The Chicago businesswoman has developed a skyscraper in her hometown, worked as president of a commercial real estate and luxury senior housing company, and served as chairwoman for a credit-reporting company. Priztker’s net worth as of September was estimated at $1.8 billion, according to Forbes magazine’s list of the 400 richest Americans.
But professional experience aside, Pritzker also has a bit of a “shady” history behind her name, according to the Atlantic.
“She and her secretive family have been caught up in some pretty dodgy commercial ventures including but not limited to dodging taxes and running a bank that specialized in subprime mortgages,” the report notes.

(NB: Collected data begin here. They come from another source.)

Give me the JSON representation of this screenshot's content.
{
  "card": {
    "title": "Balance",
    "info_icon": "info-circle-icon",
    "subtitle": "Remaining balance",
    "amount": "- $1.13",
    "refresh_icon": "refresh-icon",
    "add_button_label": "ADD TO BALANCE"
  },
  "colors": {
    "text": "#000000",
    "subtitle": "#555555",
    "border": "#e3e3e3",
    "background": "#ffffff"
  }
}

Back in 2008 when she was "widely reported to be a leading contender for commerce secretary," The New York Times laid down some difficult truths about Pritzger. It's true that 53-year-old woman — then just 49 — has managed a number of businesses in her career. Unfortunately, one of them was Superior Bank which, in The Times's words, "focused on bundling subprime mortgages into securities, the practice that later helped set off the current financial crisis." Oops. That bank went under in 2001, but not after the Pritzker family agreed to pay $460 million in damages to depositors. Her involvement in Superior Bank would be trouble enough in a Senate confirmation hearing, but Pritzker's family is also well known for their tax avoidance techniques. Borrowing The Times's wording again, "The Pritzkers were pioneers in using tax loopholes to shelter their holdings from the Internal Revenue Service, and many of their dealings have never been made public."
Many believe these dealings prompted the Chicago billionaire to withdraw her name from consideration back in 2008 when it was widely believed President Obama would nominate for Commerce secretary.
But that was then and this is now.
Perhaps the White House is hoping America's dislike for "shady" business deals has lessened somewhat since the 2008 financial meltdown (or since the anti-business 2012 presidential election).
Or maybe President Obama has suddenly remembered that he owes her. Indeed, considering the fact that Pritzker generated roughly $745 million for the 2008 Obama campaign and brought in another $53 million for the inauguration, according to the Financial Times, we'd say President Obama owes her big time.
Whatever the case may be, should the Obama administration nominate Pritzker for Commerce Secretary, the reason she withdrew her name in 2008 -- worries that her family’s business decisions would make for an ugly hearing -- could very well resurface in 2012.